Dear brothers and sisters in Christ,
May the blessings of our Lord Jesus Christ fill up your hearts and lives! As the days begin noticeably to shorten, I pray that the Lord will continue to send us good weather and a safe and abundant harvest. The agricultural work that so many of us do, directly or indirectly, not only sustains our local economy but feeds a great many people throughout the world. The Lord’s goodness to us is multiplied many times over, when we do his will with cheerful hearts.
It is not always easy to discern and obey God’s will. God sometimes asks us to do difficult things, which we would rather avoid, and temptations often offer choices that falsely seem easier, sweeter, or more fruitful. However, if we cling faithfully to the cross of our Lord Jesus Christ, we will at least recognize when we are going astray. If we are practice daily dying to self, we will also have the courage to choose what God wills for us, even when it’s hard.
Last week, our pastoral planning executive committee was able to finish the task of evaluating all of the individual and parish-level feedback on the pastoral plan. I want to thank, again, all those who took the time to pray and think about the proposed pastoral plan, and to give feedback. Much of what we received was well-presented and did give me and the committee a better grasp of particular concerns and opportunities in certain places throughout the diocese.
We adopted as much of this feedback into the revised plan as we could, and this has greatly improved it. We will be sharing the results of this in the coming weeks and months. I am very hopeful that, in the coming implementation to begin next summer, the intended benefits will soon be recognized.
Collectively, over the past two generations, we have put a tremendous amount of energy into preserving our rural parishes and traditions. I am awed by the commitment that has been displayed and by how much has been successfully preserved. We built those parishes to serve the Catholics among the small family farmers that predominated in Iowa in the past.
The combination of small farms and big families, typical of the early decades of this diocese, meant that even our smallest parishes still had hundreds of people living within a few miles of the church. Schools and vocations both flourished, and a culture generally positive to religion protected family life from some of the more serious dangers.
Over the generations, however, both the economy and the society have changed around us. Today, and for the foreseeable future, we have big farms and small families, and a culture that is increasingly hostile to religion.
Our population has both shrunk and aged and continues to do so. The smaller number of children has forced several of our schools to close and has offered fewer vocations to priestly or religious life. The depth and quality of parish life, in most of the diocese, has declined accordingly. Cultural change has eroded every aspect of family life as well, and people are, in general, much less interested in church activities than in the past.

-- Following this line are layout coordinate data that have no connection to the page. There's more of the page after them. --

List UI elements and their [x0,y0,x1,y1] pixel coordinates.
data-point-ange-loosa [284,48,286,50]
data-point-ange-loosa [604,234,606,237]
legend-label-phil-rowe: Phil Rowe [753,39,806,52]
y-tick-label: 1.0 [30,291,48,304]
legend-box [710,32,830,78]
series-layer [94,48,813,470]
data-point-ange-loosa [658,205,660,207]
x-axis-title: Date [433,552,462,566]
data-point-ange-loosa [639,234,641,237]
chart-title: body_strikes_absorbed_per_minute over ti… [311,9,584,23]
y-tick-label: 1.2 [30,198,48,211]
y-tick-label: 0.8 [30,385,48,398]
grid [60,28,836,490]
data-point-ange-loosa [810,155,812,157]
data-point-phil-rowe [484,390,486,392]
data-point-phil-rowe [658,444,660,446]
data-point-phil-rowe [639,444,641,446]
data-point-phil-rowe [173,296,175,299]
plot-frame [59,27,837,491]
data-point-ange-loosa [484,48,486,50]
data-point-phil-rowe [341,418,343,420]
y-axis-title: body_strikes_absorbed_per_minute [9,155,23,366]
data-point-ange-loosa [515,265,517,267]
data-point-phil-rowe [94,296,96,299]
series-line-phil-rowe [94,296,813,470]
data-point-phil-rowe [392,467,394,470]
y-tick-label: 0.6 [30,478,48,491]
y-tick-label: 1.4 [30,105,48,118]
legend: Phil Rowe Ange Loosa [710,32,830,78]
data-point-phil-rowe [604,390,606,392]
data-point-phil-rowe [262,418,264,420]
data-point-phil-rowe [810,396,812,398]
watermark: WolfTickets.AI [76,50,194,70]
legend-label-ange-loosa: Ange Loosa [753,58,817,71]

This is why, I believe, this pastoral planning effort is so important. In our early years we were very mission-oriented. Perhaps we have rested too long on our early success?
In recent decades, it has been much more difficult. We have shown that we are not afraid of the hard work involved and have succeeded far more than most places in keeping our schools and rural parishes open. But, in the effort to maintain, what have we sacrificed? What opportunities have we missed?
I beg of the Holy Spirit that this moment of pastoral planning will be the occasion of becoming together a “mission”-oriented diocese. The mission of the church is to save souls. The tools are the same as they have ever been – faith, hope, and love. We evangelize most effectively through generous personal witness, proclaiming the saving love of God in daily, faithful living out of our vocations, and joyfully sharing the face-to-face encounter with Jesus Christ in the word and in the sacraments.
In this sense, it does not matter if we have a hundred parishes in the diocese, or only one. Parishes exist only to serve the mission of saving souls.
For 30 years, the church has been calling us to the new evangelization. In this diocese, we have now begun to hear this call more effectively! Our good-hearted and heroic efforts to maintain what our parents and grandparents have bequeathed us have not left enough energy or imagination to receive the richer treasure of evangelizing.
Sometimes we go to Mass or do any of the ministry of the church, not joyfully and eagerly, but because we are afraid of losing what we have managed to preserve. This is both the strength and the weakness of the maintenance mentality. It keeps disciples, but it rarely makes new ones.
The success of our current pastoral planning will not be structural. Reorienting our parishes to where people are now, rather than where they were two generations ago, is necessary but not sufficient. If, after these changes, we continue to work only to keep things from changing further, we will have failed.
But if, because of these changes, we realize that we do have the energy and the will and the courage, not only to keep the faith, but also to share it creatively – to become mission-oriented about our faith – then we will succeed and flourish.
The participation of so many of you in the process thus far, in your feedback and prayers, gives me hope that we can make this change in the years to come.
May God bless you in every way, and increase your faith and your missionary zeal! Please continue to pray for me and for our diocese, just as I pray faithfully for all of you.